Our research reveals that the increased salience of contact through a variety of contamination cues negatively impacts consumer evaluations of a touched product. When proximity to contact is closer and the number of contact sources is higher, consumer evaluations and purchase intentions for a touched product decrease. Interestingly, the results for proximity to contact only hold when a short period of time has elapsed since the product was perceived to be touched. When time since contact is longer, the effects of consumer contamination appear to dissipate. Further, we show that disgust operates readily in the domain of contamination in the consumption context. In particular, consumers lowered their evaluations of touched products because they felt disgusted by the contamination from other shoppers.

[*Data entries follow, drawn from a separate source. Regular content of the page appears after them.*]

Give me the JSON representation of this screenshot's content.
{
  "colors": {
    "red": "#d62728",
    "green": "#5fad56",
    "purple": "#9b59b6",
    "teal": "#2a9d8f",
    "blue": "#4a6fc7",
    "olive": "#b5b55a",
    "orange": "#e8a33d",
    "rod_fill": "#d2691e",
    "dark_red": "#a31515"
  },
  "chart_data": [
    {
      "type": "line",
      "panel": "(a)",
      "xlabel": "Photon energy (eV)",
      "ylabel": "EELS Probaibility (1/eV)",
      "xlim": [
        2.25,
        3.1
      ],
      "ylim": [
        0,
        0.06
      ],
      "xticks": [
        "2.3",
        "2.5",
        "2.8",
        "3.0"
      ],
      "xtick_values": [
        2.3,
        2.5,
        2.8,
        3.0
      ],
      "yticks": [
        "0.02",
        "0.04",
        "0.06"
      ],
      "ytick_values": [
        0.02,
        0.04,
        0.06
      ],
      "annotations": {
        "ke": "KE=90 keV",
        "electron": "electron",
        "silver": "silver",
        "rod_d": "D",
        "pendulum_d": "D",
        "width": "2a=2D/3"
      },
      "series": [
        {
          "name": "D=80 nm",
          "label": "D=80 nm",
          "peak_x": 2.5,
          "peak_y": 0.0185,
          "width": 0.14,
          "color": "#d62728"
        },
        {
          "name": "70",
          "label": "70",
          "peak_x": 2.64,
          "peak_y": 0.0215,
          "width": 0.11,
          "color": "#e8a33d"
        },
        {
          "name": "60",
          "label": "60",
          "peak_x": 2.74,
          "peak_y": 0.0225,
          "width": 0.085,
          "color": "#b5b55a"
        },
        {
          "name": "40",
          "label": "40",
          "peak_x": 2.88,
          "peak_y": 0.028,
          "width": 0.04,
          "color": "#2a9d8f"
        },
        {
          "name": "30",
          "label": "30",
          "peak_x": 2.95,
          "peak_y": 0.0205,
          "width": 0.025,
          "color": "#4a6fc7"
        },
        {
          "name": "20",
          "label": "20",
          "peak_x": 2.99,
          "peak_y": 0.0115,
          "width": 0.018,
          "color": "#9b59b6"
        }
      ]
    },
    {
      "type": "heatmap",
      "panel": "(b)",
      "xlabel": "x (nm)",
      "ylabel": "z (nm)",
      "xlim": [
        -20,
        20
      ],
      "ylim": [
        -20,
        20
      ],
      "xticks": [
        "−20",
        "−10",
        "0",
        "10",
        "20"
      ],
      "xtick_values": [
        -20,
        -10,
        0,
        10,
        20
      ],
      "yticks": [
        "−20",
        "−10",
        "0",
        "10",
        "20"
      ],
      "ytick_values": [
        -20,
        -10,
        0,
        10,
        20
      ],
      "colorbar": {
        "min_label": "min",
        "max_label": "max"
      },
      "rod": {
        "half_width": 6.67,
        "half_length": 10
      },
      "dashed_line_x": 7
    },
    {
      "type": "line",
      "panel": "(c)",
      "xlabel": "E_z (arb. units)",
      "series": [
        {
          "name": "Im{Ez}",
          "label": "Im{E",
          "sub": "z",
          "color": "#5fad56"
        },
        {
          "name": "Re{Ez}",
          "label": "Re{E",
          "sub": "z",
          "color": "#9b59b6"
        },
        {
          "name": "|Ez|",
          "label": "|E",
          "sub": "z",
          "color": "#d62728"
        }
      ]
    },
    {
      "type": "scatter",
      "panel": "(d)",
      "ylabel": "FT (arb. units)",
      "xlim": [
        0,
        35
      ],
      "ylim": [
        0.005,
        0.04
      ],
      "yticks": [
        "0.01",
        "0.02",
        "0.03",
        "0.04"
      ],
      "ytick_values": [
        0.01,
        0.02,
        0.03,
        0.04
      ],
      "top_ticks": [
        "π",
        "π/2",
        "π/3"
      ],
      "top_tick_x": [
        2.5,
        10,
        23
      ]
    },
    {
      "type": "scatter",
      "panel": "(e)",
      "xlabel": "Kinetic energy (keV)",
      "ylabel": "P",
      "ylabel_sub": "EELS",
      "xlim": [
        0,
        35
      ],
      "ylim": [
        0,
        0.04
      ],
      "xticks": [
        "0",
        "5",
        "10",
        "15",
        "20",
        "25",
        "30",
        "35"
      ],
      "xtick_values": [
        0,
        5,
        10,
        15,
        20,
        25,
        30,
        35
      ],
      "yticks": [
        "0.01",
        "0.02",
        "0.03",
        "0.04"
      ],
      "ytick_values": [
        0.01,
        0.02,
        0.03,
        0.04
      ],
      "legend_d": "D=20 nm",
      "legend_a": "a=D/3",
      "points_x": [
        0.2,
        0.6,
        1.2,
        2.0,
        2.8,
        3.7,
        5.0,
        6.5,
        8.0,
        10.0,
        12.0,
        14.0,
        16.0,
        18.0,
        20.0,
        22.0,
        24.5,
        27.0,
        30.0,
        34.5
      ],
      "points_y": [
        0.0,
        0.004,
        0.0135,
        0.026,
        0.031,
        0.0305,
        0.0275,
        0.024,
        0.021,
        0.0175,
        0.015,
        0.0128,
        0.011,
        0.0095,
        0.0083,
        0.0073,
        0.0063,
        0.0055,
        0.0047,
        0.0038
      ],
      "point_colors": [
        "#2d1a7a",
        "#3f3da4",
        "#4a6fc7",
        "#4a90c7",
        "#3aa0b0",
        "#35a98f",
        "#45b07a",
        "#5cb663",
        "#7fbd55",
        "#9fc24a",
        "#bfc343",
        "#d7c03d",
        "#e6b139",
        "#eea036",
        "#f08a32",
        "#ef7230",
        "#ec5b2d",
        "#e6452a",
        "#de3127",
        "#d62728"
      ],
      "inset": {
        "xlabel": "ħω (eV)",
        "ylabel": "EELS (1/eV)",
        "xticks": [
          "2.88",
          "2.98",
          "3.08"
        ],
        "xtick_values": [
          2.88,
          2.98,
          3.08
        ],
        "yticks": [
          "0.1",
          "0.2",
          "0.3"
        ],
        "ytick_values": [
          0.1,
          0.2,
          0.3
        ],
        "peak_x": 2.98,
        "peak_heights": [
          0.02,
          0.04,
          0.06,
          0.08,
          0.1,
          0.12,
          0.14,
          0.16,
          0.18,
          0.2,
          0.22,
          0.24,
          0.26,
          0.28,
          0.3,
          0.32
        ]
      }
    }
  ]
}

Significance of the Research for Managers
The findings for consumer contamination underscore the importance of management decisions related to store layout and design. While it is critical to enable consumers to touch merchandise, consideration should also be given to limiting how and where consumers touch products. Effective store design can provide opportunities and constraints with respect to consumer contamination. For example, instead of using product bins or table displays that encourage rummaging and searching, effective design of shelving and rack displays can minimize consumer handling of products. Further, a front room/back room layout that provides “fresh” products for trial can potentially mitigate contamination perceptions from the consumer. Retail environments where consumers try on merchandise (e.g., clothing, footwear) need to be sensitive to consumers viewing others handling their products.
Appropriate merchandising and well-managed product displays are also central in effectively addressing contamination concerns. Cues that a product has previously been used or touched, such as ripped tags or dishevelled displays will raise contamination fears and negatively impact consumer evaluations. Managers must make an effort to minimize the salience of contamination so that consumers are not motivated to think a given product has been contaminated. Effective merchandising of products can be useful in allaying and preventing contamination effects from materializing.
Employees need to be cognizant of the issues surrounding consumer contamination and have the ability to deal with consumer concerns in this regard. Employees must be mindful to remove the evidence of consumer contamination as quickly as possible in a retail environment. Refolding, restocking, re-packaging, and returning products quickly to shelf locations are examples of simple activities that can alleviate contamination concerns for consumers.
Finally, a company’s communication with consumers should also be sensitive to contamination. Advertising, promotions, and other communication efforts should be careful not to raise contamination concerns. Communication that highlights the incidence of consumer contact and identify who is touching products may result in contamination signals that alienate potential customers.
Journal Article on which this summary is based:
Argo, Jennifer J., Darren W. Dahl, and Andrea C. Morales (2006), “Consumer Contamination: How Consumers React to Products Touched by Others,” Journal of Marketing, 70(2), 81-94.